SAN BENEDETTO DEL TRONTO – Arriverà lunedì e, forse, la Samb avrà un nuovo direttore sportivo.
La famiglia Tormenti sta facendo di tutto per aspettare Andrea Iaconi: sta, anche se indirettamente, facendo pressione sul Pescara, club al quale il dirigente di Giulianova è legato da un contratto di altri due anni; sta posticipando la pianificazione della prossima stagione e, perché no, sta persino mettendo a dura prova la pazienza di mister Ugolotti, desideroso di dare il là alle operazioni di mercato.
Nessuna novità in questa calda domenica di fine giugno. Almeno ufficialmente. I telefonini della proprietà rossoblu, probabilmente in riunione dopo il ritorno dall’estero del responsabile Marketing e Comunicazione Marcello Tormenti, sono rimasti spenti dal tardo pomeriggio. Nulla di nuovo rispetto a quel «entro lunedì vorremmo decidere», per bocca del presidente Gianni.
Secondo indiscrezioni ad ogni modo, l’imprenditore di Martinsicuro, nella giornata odierna, si è sentito con Andrea Iaconi: fissato un appuntamento per domani pomeriggio. Il diesse del Pescara, dopo l’incontro avuto sabato con Massimiliano Pincione e al termine del quale la posizione del numero uno abruzzese sarebbe più “morbida”, si ripresenterà nuovamente nella sede biancazzurra lunedì.

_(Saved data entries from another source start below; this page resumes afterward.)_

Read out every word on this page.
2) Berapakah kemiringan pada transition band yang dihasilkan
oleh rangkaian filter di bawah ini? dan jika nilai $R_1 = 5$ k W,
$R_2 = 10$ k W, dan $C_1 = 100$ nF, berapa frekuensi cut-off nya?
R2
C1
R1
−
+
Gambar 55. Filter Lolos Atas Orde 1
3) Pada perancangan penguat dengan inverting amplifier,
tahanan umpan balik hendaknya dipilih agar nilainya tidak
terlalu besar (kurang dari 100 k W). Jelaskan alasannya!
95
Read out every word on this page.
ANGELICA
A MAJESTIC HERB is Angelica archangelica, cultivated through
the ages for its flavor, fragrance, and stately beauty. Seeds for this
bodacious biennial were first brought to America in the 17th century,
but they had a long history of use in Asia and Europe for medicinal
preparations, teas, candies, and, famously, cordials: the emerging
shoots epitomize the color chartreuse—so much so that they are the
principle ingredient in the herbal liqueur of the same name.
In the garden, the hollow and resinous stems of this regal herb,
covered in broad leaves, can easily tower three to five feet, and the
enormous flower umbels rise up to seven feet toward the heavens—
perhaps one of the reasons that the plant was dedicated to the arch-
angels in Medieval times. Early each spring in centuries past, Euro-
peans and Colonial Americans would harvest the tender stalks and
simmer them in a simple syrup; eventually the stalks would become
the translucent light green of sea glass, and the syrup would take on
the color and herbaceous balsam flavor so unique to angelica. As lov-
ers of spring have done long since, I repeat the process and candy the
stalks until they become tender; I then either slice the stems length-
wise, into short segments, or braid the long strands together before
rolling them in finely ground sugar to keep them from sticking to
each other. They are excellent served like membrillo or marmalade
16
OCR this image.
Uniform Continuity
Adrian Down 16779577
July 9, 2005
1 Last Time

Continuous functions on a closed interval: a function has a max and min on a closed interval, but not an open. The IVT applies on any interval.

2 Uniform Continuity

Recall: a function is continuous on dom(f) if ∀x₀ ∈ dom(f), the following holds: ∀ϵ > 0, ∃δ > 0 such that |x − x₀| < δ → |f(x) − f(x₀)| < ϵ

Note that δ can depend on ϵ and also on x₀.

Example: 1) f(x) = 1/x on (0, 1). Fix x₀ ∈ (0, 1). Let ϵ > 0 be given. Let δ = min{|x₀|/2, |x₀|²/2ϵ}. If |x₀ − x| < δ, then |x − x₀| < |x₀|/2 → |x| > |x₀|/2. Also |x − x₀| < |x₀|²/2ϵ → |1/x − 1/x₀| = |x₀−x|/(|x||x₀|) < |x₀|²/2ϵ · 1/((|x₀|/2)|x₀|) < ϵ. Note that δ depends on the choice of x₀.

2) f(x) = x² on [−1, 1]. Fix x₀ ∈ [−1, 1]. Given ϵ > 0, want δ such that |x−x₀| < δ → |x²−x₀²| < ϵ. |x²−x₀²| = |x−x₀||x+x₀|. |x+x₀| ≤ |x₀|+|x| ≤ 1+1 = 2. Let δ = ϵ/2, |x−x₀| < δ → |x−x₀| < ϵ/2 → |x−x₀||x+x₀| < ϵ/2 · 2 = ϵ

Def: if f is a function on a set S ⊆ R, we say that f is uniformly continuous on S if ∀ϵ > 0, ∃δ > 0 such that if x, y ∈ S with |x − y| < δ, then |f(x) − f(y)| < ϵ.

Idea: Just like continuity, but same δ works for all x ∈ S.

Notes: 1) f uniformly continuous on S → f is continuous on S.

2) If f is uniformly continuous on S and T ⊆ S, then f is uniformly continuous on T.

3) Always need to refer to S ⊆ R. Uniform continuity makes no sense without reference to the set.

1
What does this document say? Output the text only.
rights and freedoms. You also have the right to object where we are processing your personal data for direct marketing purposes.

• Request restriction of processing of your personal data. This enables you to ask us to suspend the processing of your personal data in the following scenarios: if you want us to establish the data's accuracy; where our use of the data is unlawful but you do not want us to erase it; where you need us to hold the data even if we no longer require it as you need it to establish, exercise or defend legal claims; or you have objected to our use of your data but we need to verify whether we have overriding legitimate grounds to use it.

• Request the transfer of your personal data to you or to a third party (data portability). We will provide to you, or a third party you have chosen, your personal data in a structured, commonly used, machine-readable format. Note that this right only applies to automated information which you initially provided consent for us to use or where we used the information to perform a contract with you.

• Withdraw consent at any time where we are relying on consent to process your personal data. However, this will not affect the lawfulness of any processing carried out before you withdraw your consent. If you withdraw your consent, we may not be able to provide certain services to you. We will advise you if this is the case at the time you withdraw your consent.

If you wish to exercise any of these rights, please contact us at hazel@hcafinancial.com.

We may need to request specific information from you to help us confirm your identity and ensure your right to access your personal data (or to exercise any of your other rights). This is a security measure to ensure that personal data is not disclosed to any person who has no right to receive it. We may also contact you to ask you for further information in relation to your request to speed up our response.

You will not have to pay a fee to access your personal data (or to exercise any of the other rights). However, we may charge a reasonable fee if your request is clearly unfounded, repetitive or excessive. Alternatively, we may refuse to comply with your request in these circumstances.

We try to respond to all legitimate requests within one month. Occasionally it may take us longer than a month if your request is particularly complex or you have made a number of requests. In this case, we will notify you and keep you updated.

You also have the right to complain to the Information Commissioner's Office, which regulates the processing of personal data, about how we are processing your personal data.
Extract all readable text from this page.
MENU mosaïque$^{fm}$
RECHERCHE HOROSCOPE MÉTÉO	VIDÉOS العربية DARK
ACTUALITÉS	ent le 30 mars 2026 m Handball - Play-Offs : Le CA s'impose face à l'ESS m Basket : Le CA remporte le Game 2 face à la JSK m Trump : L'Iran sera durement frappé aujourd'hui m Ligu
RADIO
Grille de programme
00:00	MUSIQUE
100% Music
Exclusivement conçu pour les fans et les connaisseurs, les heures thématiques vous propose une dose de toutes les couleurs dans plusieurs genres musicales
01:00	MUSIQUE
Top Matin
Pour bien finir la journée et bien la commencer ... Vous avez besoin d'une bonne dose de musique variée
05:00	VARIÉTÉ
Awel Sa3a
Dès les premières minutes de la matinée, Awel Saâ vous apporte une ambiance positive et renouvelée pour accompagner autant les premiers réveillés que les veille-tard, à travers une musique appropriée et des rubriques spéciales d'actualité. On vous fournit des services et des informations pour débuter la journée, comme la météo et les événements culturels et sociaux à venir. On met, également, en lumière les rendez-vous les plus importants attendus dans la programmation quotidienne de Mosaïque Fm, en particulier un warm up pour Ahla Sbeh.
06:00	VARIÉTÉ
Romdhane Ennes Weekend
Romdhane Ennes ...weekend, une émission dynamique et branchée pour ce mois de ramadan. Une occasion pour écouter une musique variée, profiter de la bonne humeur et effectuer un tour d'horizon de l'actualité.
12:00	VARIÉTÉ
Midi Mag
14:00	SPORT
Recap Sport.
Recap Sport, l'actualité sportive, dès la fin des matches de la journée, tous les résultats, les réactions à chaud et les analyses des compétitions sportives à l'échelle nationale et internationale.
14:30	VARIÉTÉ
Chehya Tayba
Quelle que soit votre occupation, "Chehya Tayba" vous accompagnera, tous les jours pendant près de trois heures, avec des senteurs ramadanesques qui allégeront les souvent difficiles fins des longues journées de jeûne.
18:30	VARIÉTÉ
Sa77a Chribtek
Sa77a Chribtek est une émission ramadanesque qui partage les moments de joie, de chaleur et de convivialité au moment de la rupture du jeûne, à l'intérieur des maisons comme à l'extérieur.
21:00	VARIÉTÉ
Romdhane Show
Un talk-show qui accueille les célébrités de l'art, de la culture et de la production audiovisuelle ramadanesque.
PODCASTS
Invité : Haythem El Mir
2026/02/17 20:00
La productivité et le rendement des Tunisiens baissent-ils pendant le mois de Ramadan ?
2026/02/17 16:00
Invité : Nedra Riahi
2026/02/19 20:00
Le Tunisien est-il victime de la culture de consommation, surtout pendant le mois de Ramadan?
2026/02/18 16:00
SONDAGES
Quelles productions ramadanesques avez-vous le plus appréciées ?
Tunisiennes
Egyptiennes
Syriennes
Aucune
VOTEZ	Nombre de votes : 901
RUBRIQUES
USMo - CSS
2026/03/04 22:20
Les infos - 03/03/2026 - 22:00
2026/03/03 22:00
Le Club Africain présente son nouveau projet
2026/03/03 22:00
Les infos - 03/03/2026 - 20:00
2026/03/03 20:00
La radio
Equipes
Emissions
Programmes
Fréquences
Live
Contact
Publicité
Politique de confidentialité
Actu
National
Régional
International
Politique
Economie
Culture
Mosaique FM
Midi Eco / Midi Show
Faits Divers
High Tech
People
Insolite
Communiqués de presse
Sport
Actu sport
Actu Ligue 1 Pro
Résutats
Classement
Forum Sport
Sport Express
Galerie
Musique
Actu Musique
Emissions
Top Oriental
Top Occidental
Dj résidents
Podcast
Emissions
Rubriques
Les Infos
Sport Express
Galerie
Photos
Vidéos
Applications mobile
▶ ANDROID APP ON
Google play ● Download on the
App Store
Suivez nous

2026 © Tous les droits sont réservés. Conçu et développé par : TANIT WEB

Poi il summit – e stavolta dovrebbe essere decisivo, in un senso o nell’altro – con la Samb. Qualora Iaconi riuscisse ad ottenere, come sperano, lui e la famiglia Tormenti, la rescissione del contratto che lo lega al club del delfino, si metterà subito al lavoro di concerto con Guido Ugolotti; nel caso in cui dall’Abruzzo dovessero arrivare brutte notizie è probabile che la Samb batterà altre piste.
I nomi? Sempre quelli: Maurizio Natali e Guglielmo Acri, anche se nelle ultime ore potrebbe essersi fatta strada anche l’ipotesi che fa capo a un altro ex, quell’Enzo Nucifora che sembrava a un passo dall’accordarsi con il Martina.